Anne Lyles, co-curator of Tate Britain’s Constable: the Great Landscapes, said:

This new research carried out by Tate has revealed that by eliminating figurative detail in the foreground of the painting, Constable wanted to create a more powerful visual and narrative focus in the centre of the composition. He was to refine the design still further in the exhibition picture, by adding a second barge to the centre of the composition together with a man strenuously poling the boat mid-stream. It’s fascinating to see from the x-ray Constable’s working practice in creating the composition.

Constable wrote to his great friend, John Fisher, about the changes he had made to the sketch and the exhibition painting. He says in the letter that he had ‘taken away the sail’, and - as the x-ray proves - he can only have been referring here to a sail which once appeared on a barge in the sketch. Constable also told Fisher that he had introduced a second barge into the exhibition picture, with a ‘principal figure’ strenuously poling the boat towards mid-stream.

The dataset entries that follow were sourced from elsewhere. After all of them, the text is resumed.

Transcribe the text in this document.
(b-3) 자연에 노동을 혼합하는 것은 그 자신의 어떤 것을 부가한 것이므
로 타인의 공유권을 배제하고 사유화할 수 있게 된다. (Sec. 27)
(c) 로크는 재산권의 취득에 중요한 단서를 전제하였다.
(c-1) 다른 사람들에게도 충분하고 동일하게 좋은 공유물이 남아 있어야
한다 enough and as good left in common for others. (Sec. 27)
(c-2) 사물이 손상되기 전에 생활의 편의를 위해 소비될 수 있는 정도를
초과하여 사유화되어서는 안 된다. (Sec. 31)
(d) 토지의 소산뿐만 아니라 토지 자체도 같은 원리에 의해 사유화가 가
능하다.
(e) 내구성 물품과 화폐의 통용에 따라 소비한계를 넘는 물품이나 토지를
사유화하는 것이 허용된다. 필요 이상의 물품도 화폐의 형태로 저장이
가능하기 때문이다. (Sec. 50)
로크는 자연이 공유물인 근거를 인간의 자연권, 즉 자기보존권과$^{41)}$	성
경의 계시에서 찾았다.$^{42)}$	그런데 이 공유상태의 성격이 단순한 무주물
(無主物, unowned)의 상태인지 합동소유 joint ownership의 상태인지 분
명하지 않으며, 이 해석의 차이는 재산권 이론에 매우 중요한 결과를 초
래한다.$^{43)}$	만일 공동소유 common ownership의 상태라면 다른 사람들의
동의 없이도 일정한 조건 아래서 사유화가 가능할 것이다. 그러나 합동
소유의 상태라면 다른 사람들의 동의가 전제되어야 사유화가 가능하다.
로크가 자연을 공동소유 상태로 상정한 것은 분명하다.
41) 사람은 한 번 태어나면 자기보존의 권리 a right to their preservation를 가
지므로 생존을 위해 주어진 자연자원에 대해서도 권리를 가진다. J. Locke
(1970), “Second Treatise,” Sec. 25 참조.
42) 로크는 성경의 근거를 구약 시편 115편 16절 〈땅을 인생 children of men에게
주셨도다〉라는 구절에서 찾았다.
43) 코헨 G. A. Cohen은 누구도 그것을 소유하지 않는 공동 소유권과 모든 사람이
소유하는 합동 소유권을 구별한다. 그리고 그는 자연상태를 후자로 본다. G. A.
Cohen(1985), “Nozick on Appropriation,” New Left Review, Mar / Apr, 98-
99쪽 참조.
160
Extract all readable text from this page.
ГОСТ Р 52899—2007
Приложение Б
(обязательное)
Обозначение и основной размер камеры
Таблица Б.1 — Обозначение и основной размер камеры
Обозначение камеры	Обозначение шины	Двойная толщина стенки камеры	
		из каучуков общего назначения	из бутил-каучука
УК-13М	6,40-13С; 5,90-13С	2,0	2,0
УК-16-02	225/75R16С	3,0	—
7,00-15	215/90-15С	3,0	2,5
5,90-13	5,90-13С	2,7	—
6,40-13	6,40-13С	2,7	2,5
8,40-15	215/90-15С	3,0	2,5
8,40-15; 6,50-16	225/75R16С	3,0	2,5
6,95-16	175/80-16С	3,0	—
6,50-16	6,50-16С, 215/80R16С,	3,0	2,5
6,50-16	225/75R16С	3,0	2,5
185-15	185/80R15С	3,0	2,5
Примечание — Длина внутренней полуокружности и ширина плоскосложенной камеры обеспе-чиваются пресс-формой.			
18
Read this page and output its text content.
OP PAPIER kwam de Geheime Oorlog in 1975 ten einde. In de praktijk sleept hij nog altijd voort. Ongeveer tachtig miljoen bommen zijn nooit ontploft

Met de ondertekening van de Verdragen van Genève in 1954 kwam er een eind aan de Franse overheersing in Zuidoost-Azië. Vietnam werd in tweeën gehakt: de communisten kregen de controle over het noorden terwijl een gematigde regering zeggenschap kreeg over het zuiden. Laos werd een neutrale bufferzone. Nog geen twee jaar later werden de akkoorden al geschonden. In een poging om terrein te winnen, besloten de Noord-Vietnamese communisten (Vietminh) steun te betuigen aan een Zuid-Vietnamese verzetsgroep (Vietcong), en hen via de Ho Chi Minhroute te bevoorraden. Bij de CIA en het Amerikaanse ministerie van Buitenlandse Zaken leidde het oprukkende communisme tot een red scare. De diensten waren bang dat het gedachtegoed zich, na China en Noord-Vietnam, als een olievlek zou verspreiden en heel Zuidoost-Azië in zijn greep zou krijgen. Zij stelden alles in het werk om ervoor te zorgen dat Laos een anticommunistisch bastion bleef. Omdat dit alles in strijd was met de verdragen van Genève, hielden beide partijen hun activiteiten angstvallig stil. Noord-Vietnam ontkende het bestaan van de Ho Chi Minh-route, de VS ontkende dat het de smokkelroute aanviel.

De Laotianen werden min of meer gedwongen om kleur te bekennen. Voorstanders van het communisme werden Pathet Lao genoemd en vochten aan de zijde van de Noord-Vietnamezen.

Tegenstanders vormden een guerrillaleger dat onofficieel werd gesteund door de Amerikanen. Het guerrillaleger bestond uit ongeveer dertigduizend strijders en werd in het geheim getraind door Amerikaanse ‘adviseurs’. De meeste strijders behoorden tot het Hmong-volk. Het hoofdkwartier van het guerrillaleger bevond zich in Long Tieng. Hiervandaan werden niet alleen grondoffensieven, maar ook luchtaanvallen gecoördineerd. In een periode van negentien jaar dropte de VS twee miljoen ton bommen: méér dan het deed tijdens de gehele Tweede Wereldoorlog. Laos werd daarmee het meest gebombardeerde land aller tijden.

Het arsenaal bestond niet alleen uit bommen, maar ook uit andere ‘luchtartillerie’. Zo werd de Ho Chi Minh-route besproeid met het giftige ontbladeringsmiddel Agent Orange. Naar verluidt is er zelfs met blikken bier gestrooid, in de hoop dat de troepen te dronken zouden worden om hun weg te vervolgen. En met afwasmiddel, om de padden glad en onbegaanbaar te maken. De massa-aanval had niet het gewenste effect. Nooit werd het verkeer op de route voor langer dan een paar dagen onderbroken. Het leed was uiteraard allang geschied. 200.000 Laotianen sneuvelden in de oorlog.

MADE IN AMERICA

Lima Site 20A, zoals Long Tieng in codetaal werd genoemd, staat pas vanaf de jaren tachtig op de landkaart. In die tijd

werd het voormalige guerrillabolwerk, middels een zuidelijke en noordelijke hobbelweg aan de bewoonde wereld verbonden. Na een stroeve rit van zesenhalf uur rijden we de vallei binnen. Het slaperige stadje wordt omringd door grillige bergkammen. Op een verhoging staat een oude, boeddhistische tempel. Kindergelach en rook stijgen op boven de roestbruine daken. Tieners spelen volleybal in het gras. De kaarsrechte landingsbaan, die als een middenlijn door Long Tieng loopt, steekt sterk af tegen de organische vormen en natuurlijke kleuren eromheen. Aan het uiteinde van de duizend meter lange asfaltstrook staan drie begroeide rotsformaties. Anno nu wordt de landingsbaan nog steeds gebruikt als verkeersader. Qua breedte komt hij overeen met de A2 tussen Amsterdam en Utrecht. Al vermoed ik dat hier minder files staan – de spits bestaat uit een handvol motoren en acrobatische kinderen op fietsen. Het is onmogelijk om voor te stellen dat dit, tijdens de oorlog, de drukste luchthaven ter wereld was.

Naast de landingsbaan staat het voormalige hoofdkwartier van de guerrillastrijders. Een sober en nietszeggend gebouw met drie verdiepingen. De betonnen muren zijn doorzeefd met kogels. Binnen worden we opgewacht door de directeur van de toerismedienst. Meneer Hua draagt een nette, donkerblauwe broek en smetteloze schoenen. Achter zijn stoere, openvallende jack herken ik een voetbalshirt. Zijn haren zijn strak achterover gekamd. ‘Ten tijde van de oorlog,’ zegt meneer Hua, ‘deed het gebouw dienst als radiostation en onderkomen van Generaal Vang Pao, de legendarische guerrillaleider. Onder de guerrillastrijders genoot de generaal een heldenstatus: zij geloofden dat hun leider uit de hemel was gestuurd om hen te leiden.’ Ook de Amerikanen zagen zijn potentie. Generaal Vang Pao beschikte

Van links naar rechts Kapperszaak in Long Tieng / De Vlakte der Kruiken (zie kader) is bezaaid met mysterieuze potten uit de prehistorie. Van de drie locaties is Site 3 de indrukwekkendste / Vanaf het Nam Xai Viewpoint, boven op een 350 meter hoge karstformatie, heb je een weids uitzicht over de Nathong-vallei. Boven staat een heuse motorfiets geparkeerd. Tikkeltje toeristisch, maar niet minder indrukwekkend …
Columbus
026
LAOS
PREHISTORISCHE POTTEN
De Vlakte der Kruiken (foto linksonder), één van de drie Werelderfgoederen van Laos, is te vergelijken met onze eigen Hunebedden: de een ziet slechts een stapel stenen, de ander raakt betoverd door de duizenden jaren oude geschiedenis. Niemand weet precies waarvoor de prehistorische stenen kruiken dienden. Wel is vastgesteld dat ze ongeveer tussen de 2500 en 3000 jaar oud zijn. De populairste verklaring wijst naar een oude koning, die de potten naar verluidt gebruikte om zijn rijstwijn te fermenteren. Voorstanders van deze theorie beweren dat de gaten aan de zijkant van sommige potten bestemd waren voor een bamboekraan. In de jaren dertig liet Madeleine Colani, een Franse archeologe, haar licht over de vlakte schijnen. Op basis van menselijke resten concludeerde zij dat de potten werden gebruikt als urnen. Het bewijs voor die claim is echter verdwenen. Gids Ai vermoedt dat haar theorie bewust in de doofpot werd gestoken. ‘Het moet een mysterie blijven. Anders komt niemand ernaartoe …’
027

Sarah Cove, conservator and founder of the Constable Research Project, said:

There has been much speculation about Constable’s sketches and whether he showed them to colleagues and friends, or kept them private. These new findings are really significant because the x-ray reveals working changes that Constable discusses in a letter to his friend John Fisher. This confirms without doubt that he was referring specifically to the sketch for View on the Stour near Dedham in his letter and we now know that he did show his sketches to friends and colleagues.

The comparison between the sketch and the exhibition painting of View on the Stour will be one of the most exciting in the exhibition. This is the only pair from Constable’s River Stour series that has not been reunited since the early 1820s. They were last together side-by-side in Constable’s studio when he was working on the finished painting.

View on the Stour marks an important turning point in the River Stour series. Its ambitious design anticipates the even more dramatic compositions of The Lock, painted in 1824 and The Leaping Horse, 1825. All six paintings in the Stour series will be shown together with their full-scale sketches for the first time in Constable: the Great Landscapes at Tate Britain.

Technical examination of the full-scale sketch was carried out by Tate’s Conservation department and Sarah Cove. Exciting new research on Constable’s working practice on this sketch and a number of other works will be shown in the last room of the exhibition.

Notes to Editor

John Fisher (1788–1832) was archdeacon and nephew of Constable’s early supporter and mentor Bishop John Fisher (1748–1825).